Publié par : carnetdevoyageurs | février 4, 2008

LA CLASSE

La thailande, pays a l’industrie touristique fortement developpee, peut encore se targuer de savoir cacher a ces hotes la forte presence de son tourisme de masse. Car il faut bien le dire, ces gens ont la classe. Du fond de la jungle aux discotheques bruyantes du centre ville, on se sent ni depayse, ni acclimate mais bien presque comme chez soi.
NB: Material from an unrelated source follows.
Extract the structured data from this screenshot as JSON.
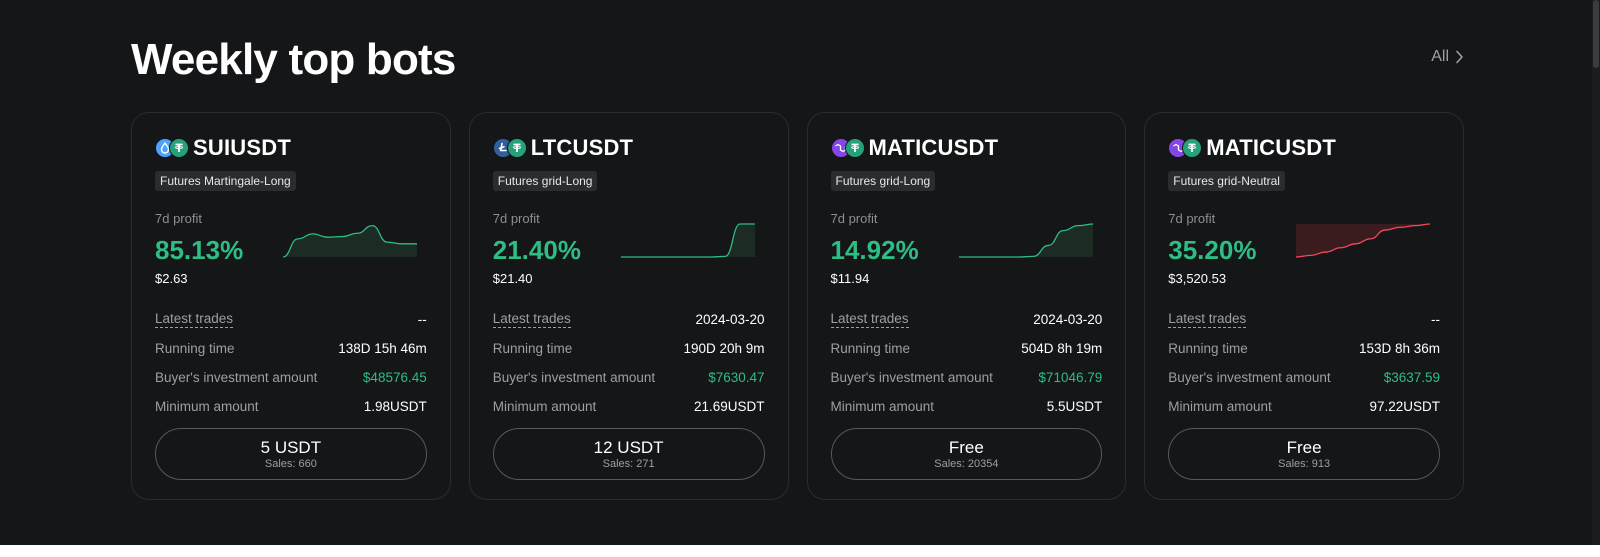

Lorsque d’une meme foret, peuplee de quelques villages ethniques et autres elfes timides, dependent des treks de plusieurs jours organises par moults agences de voyage et que vous ne croisez personne pendant votre aventure, si ce n’est les cendres encore chaudes d’un feu de nuit au petit matin, alors vous comprenez jusqu’a quel point…ils sont au point. Aucune entache a votre defi personnel de gravir les monts du nord de la thailande avec un groupe restreint. Vous vous y croyez et vous y etes. S’il ne restait a votre guide qu’a s’appeler Willow, a mesurer 1 metre 50 et a connaitre tous les secrets de la foret, vous chercheriez le couac, mais il n’y en a pas.

Lorsque trois jours apres votre trek, une thailandaise decide de vous emmener decouvrir les lieux de vie nocturnes de la metropole, votre timidite se reveille et se dit qu’il va etre dur de briser la glace avec les locaux dans un tel contexte. Et pourtant, des votre arrivee, tout n’est que sourire, blagues et bouteilles de whisky sans fond. Alors parcourant les pistes de danse avec une aisance surprenante, vous ne ressentez pas le besoin de parler. La musique, les corps froles et toutes les discussions qui passent par le regard vous suffisent. Europeenne perdue au milieu des thailandais, les deux faisant partie d’un meme monde de joie et de folie, vous vous sentez plus integree ici qu’a Paris dans une boite, une boite en carton. Ironie du sort, le club Fashion Paris de Chiang Mai n’a rien a envier aux soirees occidentales. Chacun y pousse sa table roulante pour danser avec sa bouteille pres de soi. Buveurs mobiles deviennent ouverts et finissent par avoir un contact avec tous les fetards de la soiree venus chercher la transe.

Lorsqu’ enfin, epuisee, vous trouvez sur votre route quelques dizaines de voitures pretes a vous raccompagner sans aucune ambiguite, vous finissez par vous endormir la tete dans les etoiles. Je le repete, ces gens ont la classe, parce que chez ces gens la, on ne meprise pas.